Edgar figures to take a step back in Hall of Fame voting

Rangers v MarinersIt’s been widely assumed that Edgar Martinez’s Hall of Fame candidacy would take a hit this year in his fifth time on the ballot and early indications are that indeed will be true when voting on the 2014 ballot is announced Wednesday.

Baseballthinkfactory.org does a nice job of  tabulating votes that are released early by BBWAA writers — and its latest results show Martinez being named on 25.3 percent of the early ballots (with about 32 percent of the expected votes revealed).

If that number holds, it’s a pretty significant drop for Edgar, who was tabbed on 36.2 percent of the ballots in his first year of eligibility in 2010, 32.9 percent in 2011, 36.5 in ‘12 and 35.9 percent in ’13.

It doesn’t come as a big surprise, however, since the main question was how much Martinez would fall on a ballot crowded by two issues – no one received the required 75 percent for election last year, so pretty much that whole field is back, plus the arrival of first-time eligible stars Greg Maddux, Tom Glavine, Frank Thomas, Jeff Kent and Mike Mussina.

Maddux, Glavine and Thomas are pretty much sure-fire selections when the ballots are revealed Wednesday, with second-year eligible Craig Biggio also likely to crack the 75-percent barrier.

That’s good news for both baseball and Martinez, since it’ll clear up some of the logjam for writers who can only select up to 10 players on their ballots. But things don’t figure to get a lot easier next year when Randy Johnson, Pedro Martinez, John Smoltz and Gary Sheffield are among the new additions, with Ken Griffey Jr. and Trevor Hoffman to follow in 2016.

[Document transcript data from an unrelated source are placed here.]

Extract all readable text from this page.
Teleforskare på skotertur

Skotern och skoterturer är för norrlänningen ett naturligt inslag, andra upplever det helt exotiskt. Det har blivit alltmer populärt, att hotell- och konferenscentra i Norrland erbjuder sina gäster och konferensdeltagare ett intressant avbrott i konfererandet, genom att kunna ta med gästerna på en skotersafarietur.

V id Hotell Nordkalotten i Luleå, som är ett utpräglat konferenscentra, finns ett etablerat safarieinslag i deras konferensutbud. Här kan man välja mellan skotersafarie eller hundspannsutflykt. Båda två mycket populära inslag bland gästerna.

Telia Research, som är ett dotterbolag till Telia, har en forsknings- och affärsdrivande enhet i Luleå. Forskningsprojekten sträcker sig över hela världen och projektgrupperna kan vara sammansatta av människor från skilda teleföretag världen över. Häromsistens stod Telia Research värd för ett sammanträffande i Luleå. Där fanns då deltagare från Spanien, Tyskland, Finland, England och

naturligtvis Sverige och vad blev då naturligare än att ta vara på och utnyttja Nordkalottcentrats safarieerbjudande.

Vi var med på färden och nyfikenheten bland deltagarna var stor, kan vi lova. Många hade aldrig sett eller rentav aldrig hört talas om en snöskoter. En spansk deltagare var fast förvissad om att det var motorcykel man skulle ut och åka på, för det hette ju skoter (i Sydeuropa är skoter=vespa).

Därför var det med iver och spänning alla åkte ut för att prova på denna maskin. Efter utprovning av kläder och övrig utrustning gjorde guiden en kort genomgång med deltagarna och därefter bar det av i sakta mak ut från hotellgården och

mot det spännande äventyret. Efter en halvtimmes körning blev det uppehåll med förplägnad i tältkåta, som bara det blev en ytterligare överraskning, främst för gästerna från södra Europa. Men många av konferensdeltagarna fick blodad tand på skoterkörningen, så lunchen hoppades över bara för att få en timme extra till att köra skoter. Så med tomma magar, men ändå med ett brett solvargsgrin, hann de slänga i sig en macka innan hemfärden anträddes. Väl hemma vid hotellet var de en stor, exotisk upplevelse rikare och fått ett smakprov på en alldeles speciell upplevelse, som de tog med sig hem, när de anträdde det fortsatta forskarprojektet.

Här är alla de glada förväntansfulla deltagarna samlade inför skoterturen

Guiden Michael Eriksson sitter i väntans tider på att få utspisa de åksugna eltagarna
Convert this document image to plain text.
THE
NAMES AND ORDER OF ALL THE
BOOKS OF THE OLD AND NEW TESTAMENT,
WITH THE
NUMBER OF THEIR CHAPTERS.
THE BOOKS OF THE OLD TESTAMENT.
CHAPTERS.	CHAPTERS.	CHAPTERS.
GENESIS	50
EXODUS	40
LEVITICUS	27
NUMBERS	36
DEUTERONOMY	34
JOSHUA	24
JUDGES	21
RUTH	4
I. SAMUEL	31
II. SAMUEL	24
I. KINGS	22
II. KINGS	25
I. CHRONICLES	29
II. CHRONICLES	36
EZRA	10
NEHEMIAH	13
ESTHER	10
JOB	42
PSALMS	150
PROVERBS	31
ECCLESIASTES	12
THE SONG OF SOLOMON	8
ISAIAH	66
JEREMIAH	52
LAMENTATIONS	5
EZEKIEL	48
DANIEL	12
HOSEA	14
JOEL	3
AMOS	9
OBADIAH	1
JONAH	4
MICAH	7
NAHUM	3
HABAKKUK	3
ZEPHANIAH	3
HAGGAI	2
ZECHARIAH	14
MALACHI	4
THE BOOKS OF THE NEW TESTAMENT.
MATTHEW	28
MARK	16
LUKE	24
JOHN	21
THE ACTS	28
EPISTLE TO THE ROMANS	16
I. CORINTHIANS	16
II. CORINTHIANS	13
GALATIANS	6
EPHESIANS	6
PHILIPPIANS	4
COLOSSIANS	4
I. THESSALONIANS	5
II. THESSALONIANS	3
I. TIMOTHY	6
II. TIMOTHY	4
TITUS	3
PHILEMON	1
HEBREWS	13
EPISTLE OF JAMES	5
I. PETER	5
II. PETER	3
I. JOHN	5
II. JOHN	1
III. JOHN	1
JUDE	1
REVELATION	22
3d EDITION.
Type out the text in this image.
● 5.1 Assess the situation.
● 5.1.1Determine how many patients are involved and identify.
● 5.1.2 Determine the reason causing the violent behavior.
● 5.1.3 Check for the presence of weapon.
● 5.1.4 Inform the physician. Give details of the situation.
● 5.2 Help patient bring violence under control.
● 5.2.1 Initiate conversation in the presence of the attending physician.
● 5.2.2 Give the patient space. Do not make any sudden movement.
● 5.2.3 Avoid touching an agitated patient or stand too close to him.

It won’t be impossible for Martinez to rally in coming years. Bert Blyleven, who was elected in 2011 in his 14th year on the ballot, received just 26.3 percent of the vote in his fifth year and then gradually worked his way up as voters looked more closely at his accomplishments.

Bruce Sutter, elected in his 13th year of eligibility in 2006, was at 31.1 percent after five years. Jack Morris, who is expected to come close this year in his 15th and final shot, has made the climb from 26.3 percent in his fifth year.

If you believe the early exit polling, Morris is going to come up short again on Wednesday. But we shall see. You can tune in to the MLB Network or watch online at MLB.com at 11 a.m. PT to see how things come out, or we’ll update here on the blog as soon as possible as well.